Florida's Fourth DCA Upholds Sworn Proof of Loss Requirement

By: David B. Shelton

11.05.15

 Insurance companies in Florida receive thousands of property damage claims each year. To expedite the claims process and efficiently adjust the loss, property insurance policies require insureds to comply with specific post-loss obligations. One such obligation is the requirement that an insured complete a sworn proof of loss. A sworn proof of loss is a statement completed by an insured under oath which provides information relevant to the alleged damage to the insured’s property. Most policies require an insured to complete a sworn proof of loss shortly after the loss occurred (e.g., within 30 to 60 days of the loss). Put simply, the sworn proof of loss requirement allows the insurer at the onset of a claim to receive information pertaining to the loss.

A legal issue arises when an insured suffers a loss, but fails to comply with the sworn proof of loss requirement. In two recent decisions, the Florida Fourth District Court of Appeal established a bright-line rule regarding an insured’s failure to submit a sworn proof of loss when bringing litigation against the insurer. Viewed together, these cases hold that if an insured files suit against an insurer before a required sworn proof of loss is submitted, the insurer is relieved of its duties under the policy and the lawsuit is barred. However, if the sworn proof of loss is submitted untimely, but before a lawsuit is filed, courts will allow the lawsuit to proceed and analyze whether the insurer was prejudiced by the untimely submission. The two Fourth DCA cases are discussed in detail below.

An insured’s failure to provide the insurer with a sworn proof of loss before filing suit against the insurer constitutes a material breach of the policy, relieving the insurer of its duties under the policy. Rodrigo v. State Farm Florida Ins. Co., 144 So. 3d 690 (Fla. 4th DCA 2014). In Rodrigo, the insurance policy at issue required the insured to submit a sworn proof of loss within 60 days of the date of loss. After suffering a loss, the insured made a claim with her insurance company and sent invoices and lists of damages to her insurer. However, the insured failed to submit a sworn proof of loss. The insurer nevertheless tendered payment to the insured, which the insured did not accept. Instead, she filed suit against the insurer, claiming it failed to pay her the necessary amount to repair her property. At the trial court level, the insurer was granted summary judgment based on the insured’s failure to submit a sworn proof loss before filing suit.

On appeal, the insured argued that the insurer was not entitled to summary judgment, because the insurer did not show that it was prejudiced by the insured’s failure to submit a sworn proof of loss. The Fourth District Court of Appeal rejected that argument and affirmed the summary judgment. The court made the following pronouncements:

·         Sworn proof of loss is a condition precedent to filing suit against an insurer, and an insurer need not show prejudice when an insured breaches a condition precedent to suit. In this case, because the insured failed to submit a sworn proof of loss, she materially breached a condition precedent to filing suit and the insurer was not obligated to pay.
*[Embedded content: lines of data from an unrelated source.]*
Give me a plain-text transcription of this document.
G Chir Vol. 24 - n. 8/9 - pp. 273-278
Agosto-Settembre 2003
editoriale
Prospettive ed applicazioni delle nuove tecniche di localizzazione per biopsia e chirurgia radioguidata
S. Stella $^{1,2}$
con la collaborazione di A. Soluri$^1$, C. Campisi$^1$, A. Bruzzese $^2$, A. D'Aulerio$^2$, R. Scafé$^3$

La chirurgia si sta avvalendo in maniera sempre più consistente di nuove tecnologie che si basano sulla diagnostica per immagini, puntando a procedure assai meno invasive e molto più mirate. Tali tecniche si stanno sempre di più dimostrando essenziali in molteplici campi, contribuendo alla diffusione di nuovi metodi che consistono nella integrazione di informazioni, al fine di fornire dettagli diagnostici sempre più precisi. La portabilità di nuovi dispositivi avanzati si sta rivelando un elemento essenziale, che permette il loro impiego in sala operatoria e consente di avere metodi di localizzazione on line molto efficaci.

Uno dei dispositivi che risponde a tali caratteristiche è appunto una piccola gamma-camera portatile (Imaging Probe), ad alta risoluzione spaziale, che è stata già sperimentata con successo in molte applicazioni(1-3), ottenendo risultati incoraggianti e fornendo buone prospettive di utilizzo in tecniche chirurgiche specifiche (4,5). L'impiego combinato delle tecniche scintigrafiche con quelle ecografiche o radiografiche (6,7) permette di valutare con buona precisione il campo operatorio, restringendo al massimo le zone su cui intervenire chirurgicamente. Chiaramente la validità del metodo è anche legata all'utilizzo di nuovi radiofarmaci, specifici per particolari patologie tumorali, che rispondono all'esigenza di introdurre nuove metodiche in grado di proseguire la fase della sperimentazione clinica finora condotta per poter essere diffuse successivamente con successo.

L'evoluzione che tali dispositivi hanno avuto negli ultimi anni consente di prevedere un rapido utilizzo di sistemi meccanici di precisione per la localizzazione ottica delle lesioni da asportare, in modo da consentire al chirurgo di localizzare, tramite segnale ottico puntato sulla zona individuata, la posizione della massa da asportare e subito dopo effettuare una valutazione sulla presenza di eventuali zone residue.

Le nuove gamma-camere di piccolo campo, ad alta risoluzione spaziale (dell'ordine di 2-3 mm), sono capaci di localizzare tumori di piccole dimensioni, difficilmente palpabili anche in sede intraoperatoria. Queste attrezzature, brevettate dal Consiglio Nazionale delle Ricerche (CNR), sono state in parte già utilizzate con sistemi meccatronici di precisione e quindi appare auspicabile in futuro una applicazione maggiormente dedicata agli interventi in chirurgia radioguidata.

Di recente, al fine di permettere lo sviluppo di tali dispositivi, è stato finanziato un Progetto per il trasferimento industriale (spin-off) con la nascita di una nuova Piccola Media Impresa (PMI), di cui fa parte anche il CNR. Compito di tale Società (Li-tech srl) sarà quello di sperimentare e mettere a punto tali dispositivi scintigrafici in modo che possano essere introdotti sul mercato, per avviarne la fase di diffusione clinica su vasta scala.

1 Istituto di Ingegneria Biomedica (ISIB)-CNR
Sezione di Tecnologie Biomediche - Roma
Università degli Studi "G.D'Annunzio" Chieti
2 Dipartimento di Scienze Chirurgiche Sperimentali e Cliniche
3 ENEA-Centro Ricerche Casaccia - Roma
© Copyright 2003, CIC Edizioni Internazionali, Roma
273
·         The insurer did not waive the sworn proof of loss requirement by tendering payment to the insured, because “investigating any loss or claim under any policy or engaging in negotiations looking toward a possible settlement of any such loss or claim” does not constitute a waiver of a sworn proof of loss requirement. Fla. Stat. § 627.426(1)(c).

·         State Farm Mut. Auto. Ins. Co. v. Curran, 135 So. 3d 1071 (Fla. 2014), a recent Florida Supreme Court decision, does not govern sworn proof of loss cases. Rather, Curran is limited to the unique subject of uninsured motorist coverage and compulsory medical exams. Further, Curran dealt with compulsory medical examinations, which are deemed conditions subsequent, not conditions precedent. Accordingly, the prejudice analysis used in Curran was inapplicable.

The Rodrigo decision leaves the following question unanswered: what happens in a situation where the insured untimely files a sworn proof of loss before filing suit against the insurer? In that scenario, the insurer is relieved of its duties under the policy only if it was prejudiced by the insured’s breach. Hunt v. State Farm Florida Ins. Co., 145 So. 3d 210 (Fla. 4th DCA 2014). Prejudice to the insurer is presumed and the insured bears the burden of rebutting the presumption. In Hunt, the insured did not present evidence rebutting the presumed prejudice to the insurer, so the trial court properly entered summary judgment in favor of the insurer.

The Rodrigo case is a victory for property insurers in Florida, especially since the Fourth District Court of Appeal governs six South Florida counties, including Palm Beach and Broward. However, its reach does not extend to the entire state, as the Fifth District Court of Appeal has reached a different conclusion. See, e.g., Allstate Floridian Ins. Co. v. Farmer, 104 So. 3d 1242 (Fla. 5th DCA 2012) (insured failed to submit a sworn proof of loss before filing suit, but it was permissible for the trial court to allow the insured to show the insurer was not prejudiced).